I had a realization lately, especially with my new fitness/health plan #fitforfifty that for the past few years I’ve just been waiting to die. That’s no way to live. I’ve done some fun things but I stopped planning. I stopped wanting things. I just….. was. The only daydreams I had were winning the lottery or different ways of dying. I would be driving down the road and could envision how I would crash my car just the right way that I wouldn’t survive. I would wonder how much insulin it would take to kill myself. And then be pissed off that I couldn’t afford the insulin.
There is so much out there and I need to remember that my life is not bad. It’s what I make of it. It’s time I took control back.
I’m doing that now. I’ve lost 8 lbs in almost 3 weeks. I’ve joined an affordable gym. I’ve started meditating again. I’m reading again. Not just fanfic but books. I’ve gone and sat in a coffee shop and people watched. I’ve remembered what it’s like to be out and about in the world.
I’ve had a lot of encouragement and for that I’m very grateful. Some people haven’t been as supportive as I’d like. I think that if I’m in a terrible position, they feel better about themselves. That’s not what a true friend is. I’m trying to cut the negativity out of my life and sadly that means letting go of some people.
I’m still going to be the sarcastic lil’ bitch I’ve always been. I’m just gonna have a great job and a bangin bod to go with it!

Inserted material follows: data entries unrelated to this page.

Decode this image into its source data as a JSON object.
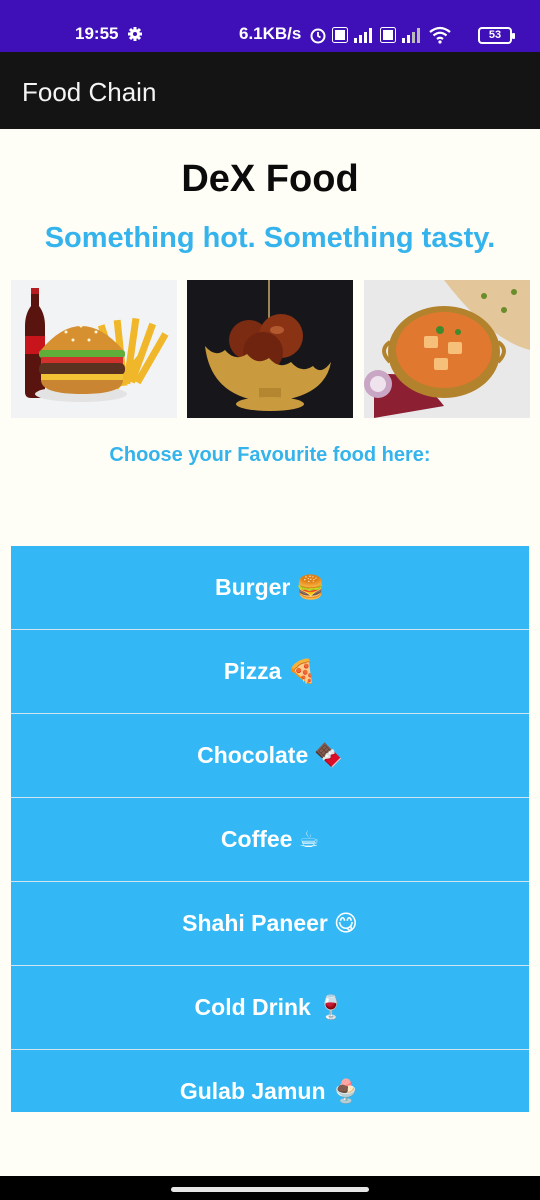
{
  "status_bar": {
    "time": "19:55",
    "network_speed": "6.1KB/s",
    "battery_level": "53",
    "icons": [
      "settings-gear-icon",
      "alarm-icon",
      "volte-icon",
      "signal-icon",
      "volte-icon",
      "signal-icon",
      "wifi-icon",
      "battery-icon"
    ]
  },
  "app_bar": {
    "title": "Food Chain"
  },
  "header": {
    "title": "DeX Food",
    "subtitle": "Something hot. Something tasty."
  },
  "photos": [
    {
      "name": "burger-coke-fries"
    },
    {
      "name": "gulab-jamun-bowl"
    },
    {
      "name": "paneer-curry-naan"
    }
  ],
  "prompt": "Choose your Favourite food here:",
  "food_items": [
    {
      "label": "Burger",
      "emoji": "🍔"
    },
    {
      "label": "Pizza",
      "emoji": "🍕"
    },
    {
      "label": "Chocolate",
      "emoji": "🍫"
    },
    {
      "label": "Coffee",
      "emoji": "☕"
    },
    {
      "label": "Shahi Paneer",
      "emoji": "😋"
    },
    {
      "label": "Cold Drink",
      "emoji": "🍷"
    },
    {
      "label": "Gulab Jamun",
      "emoji": "🍨"
    }
  ],
  "colors": {
    "status_bar": "#3f10b8",
    "app_bar": "#141414",
    "accent": "#35b3ec",
    "list_background": "#33b8f5",
    "page_background": "#fffef6"
  }
}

Hive Mind, I need your help.
Recently I saw myself on film. I know the camera adds pounds. But not 60 or so. To that end, during one of the most stressful times of my life and the beginning of the holiday season I've decided to finally lose weight. I'm now keeping a food diary (which as a diabetic I really should have had one to begin with) to keep track of what I'm eating. I'm trying to walk during lunch and at night (the pouring rain isn't helping). While my cousin suggested CrossFit which seems awesome, yet intimidating it's WAY out of my price range at the moment. I also have sensory sues in large cavernous spaces like gyms (I can't really explain it). So while I'm starting small, I intend to finish this, well not finish it, continue it as a way of life. Food, exercise, taking care of myself.
Ok, here is where I need some expert advice. Does anyone have a rec' of an app or way of keeping track of the food diary and the exercise. I know there are a few new electronic things out there that can help. I am very much a visual learner and am interested in things that can help me track my progress. (other than my scale).
Any suggestions that you have that don't require a large amount of spending would be greatly appreciated. I've been told about Myfitnesspal.com which does seem to have some great ways of tracking my food, I'm not sure about the exercise part and I'm unclear about their apps.